Nachdem die Fährgesellschaft der „Rømø-Sylt Linie GmbH & Co. KG“ bereits am Sonntag gemeldet hatte, das deutsche Urlauber auf ihrem Weg nach Sylt ab Montag, den 25. Mai, wieder den Transitweg über Rømø und die Fähre von Havneby nach List nutzen dürfen, meldet jetzt auch die dänische Rigspoliti (Reichspolizei), dass dieser Weg wieder offen ist.

Letzte Woche, als deutsche Touristen Dänemark als Transit zur Ferieninsel Sylt nutzen wollten, wurden sie an der dänischen Grenze noch abgewiesen. Doch jetzt dürfen sie seit dem gestrigen 25. Mai wieder mit dem Auto nach Rømø fahren, um die dortige Fähre nach Sylt zu nutzen.

Deutsche Touristen, die sich nicht mit dem Autozug von Niebüll nach Sylt fahren wollen, dürfen jetzt wieder durch Dänemark fahren, um die Urlaubsinsel mit dem Auto, Wohnwagen oder Wohnmobil zu erreichen.

Großeltern und nicht verheiratete Paare, die durch die dänisch-deutsche Grenze getrennt sind, können sich jetzt auch besuchen. In den neuen Richtlinien, die seit Montag in Kraft sind, heißt es eindeutig: „Eine Person mit Wohnsitz in Deutschland, die für Ferien in Schweden oder anderswo in Deutschland durch Dänemark reisen möchte, zum Beispiel Sylt, hat einen ,anerkannten‘ Einreisezweck“.
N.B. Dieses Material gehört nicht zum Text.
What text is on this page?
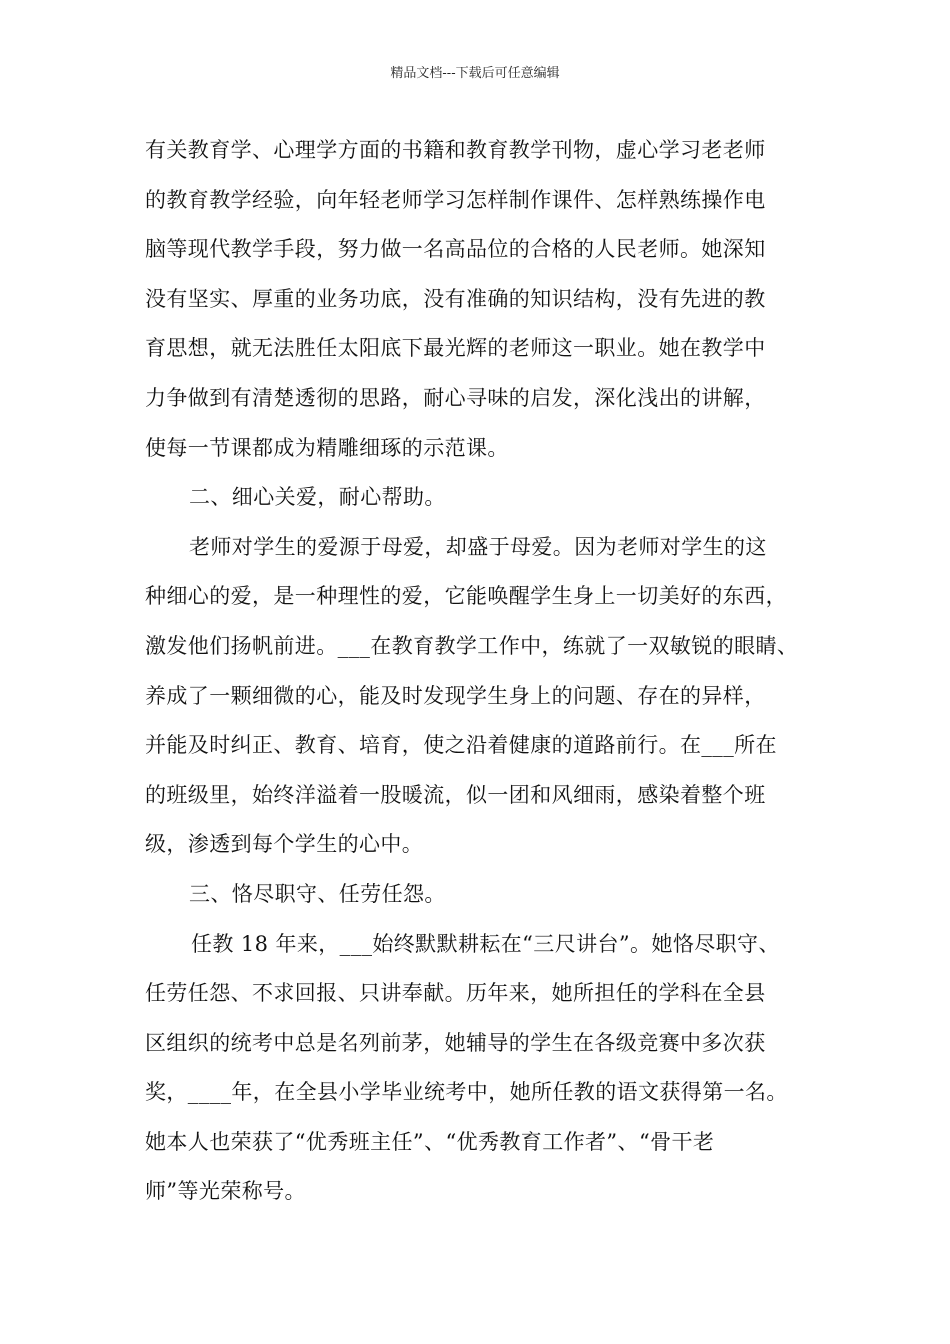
精品文档---下载后可任意编辑
有关教育学、心理学方面的书籍和教育教学刊物，虚心学习老老师
的教育教学经验，向年轻老师学习怎样制作课件、怎样熟练操作电
脑等现代教学手段，努力做一名高品位的合格的人民老师。她深知
没有坚实、厚重的业务功底，没有准确的知识结构，没有先进的教
育思想，就无法胜任太阳底下最光辉的老师这一职业。她在教学中
力争做到有清楚透彻的思路，耐心寻味的启发，深化浅出的讲解，
使每一节课都成为精雕细琢的示范课。
二、细心关爱，耐心帮助。
老师对学生的爱源于母爱，却盛于母爱。因为老师对学生的这
种细心的爱，是一种理性的爱，它能唤醒学生身上一切美好的东西，
激发他们扬帆前进。___在教育教学工作中，练就了一双敏锐的眼睛、
养成了一颗细微的心，能及时发现学生身上的问题、存在的异样，
并能及时纠正、教育、培育，使之沿着健康的道路前行。在___所在
的班级里，始终洋溢着一股暖流，似一团和风细雨，感染着整个班
级，渗透到每个学生的心中。
三、恪尽职守、任劳任怨。
任教 18 年来，___始终默默耕耘在“三尺讲台”。她恪尽职守、
任劳任怨、不求回报、只讲奉献。历年来，她所担任的学科在全县
区组织的统考中总是名列前茅，她辅导的学生在各级竞赛中多次获
奖，____年，在全县小学毕业统考中，她所任教的语文获得第一名。
她本人也荣获了“优秀班主任”、“优秀教育工作者”、“骨干老
师”等光荣称号。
Letzte Woche mussten die Syd- og Sønderjyllands Politi (Süd- und Südjütland Polizei) Hunderte von Deutschen anhalten, die zur Fähre in Havneby auf Rømø fahren wollten, um zur deutschen Insel zu gelangen. Dieses ist jetzt aber wieder erlaubt.

Transit durch Dänemark

  • Für Personen mit ständigem Wohnsitz in Deutschland oder den nordischen Ländern (Schweden, Norwegen, Finnland und Island) ist es ab sofort legal, für Urlaubsaufenthalte außerhalb Dänemarks den Transit durch Dänemark zu wählen.
  • Zum Beispiel hat eine Person mit ständigem Wohnsitz in Deutschland, die für einen Urlaub in Schweden oder anderswo in Deutschland wie Sylt durch Dänemark reisen möchte, einen anerkannten Einreisezweck.